I have a file with a large (0.5-1.5 million) number of lines, each of them is a filename (length is about 50-100 characters). What I need is a fast search through these lines by a given query. Now my code looks like this:
def similarity(haystack, needle):
    words = re.findall(r'\w+', haystack.lower()) # replacing by split with separators reduces time by about 4 seconds
    for word in words:
        if word == needle:
            return 10
    for word in words:
        if word.startswith(needle):
            return 10 ** (len(needle) / len(word))
    if needle in haystack:
        return 1
    return 0
def search(text):
    text = text.lower()
    lines = [(similarity(x, text), x) for x in lines]
    return [x[1] for x in sorted(lines, reverse = True)[:15]]
It runs about 15 seconds on example file at my PC (almost all time is in  similarity() function), and I want it to run almost immediately, in a couple of seconds. How can this be done?

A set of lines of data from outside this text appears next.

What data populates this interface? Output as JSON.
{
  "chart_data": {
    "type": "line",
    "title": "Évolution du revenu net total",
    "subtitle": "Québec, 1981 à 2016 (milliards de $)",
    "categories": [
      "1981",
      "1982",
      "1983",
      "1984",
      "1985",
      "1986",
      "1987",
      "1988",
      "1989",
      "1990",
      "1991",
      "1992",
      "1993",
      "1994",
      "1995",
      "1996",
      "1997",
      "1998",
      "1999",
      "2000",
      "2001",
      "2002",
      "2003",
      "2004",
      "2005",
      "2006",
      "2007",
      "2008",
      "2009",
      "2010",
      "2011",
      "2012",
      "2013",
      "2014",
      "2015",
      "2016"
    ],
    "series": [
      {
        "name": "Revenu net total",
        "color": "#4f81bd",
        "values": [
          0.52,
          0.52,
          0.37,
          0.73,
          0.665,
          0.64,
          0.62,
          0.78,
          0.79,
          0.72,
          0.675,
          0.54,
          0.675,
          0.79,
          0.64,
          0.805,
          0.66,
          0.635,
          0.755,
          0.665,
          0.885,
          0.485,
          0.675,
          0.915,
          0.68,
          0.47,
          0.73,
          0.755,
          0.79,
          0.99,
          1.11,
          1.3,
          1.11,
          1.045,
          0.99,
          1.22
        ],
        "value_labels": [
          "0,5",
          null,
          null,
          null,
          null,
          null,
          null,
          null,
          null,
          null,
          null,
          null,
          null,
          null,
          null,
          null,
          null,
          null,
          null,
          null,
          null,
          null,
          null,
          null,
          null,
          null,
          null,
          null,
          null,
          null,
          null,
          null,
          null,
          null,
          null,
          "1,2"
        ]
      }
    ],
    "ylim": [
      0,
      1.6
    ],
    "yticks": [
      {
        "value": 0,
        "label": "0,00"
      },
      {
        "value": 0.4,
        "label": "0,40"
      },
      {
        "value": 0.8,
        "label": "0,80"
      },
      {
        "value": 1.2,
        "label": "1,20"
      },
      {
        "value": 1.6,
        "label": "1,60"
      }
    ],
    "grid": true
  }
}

I think that indexing may help, but have no idea about its possible structure. And, if possible, I want the search to be "more fuzzy" - e.g. with N-grams or something like that. But the main concern now is the speed.
UPD:
The same lines are searched through multiple times.
needle is always a single word.
"More fuzzy" means that it should find lines even if needle is a bit mistyped.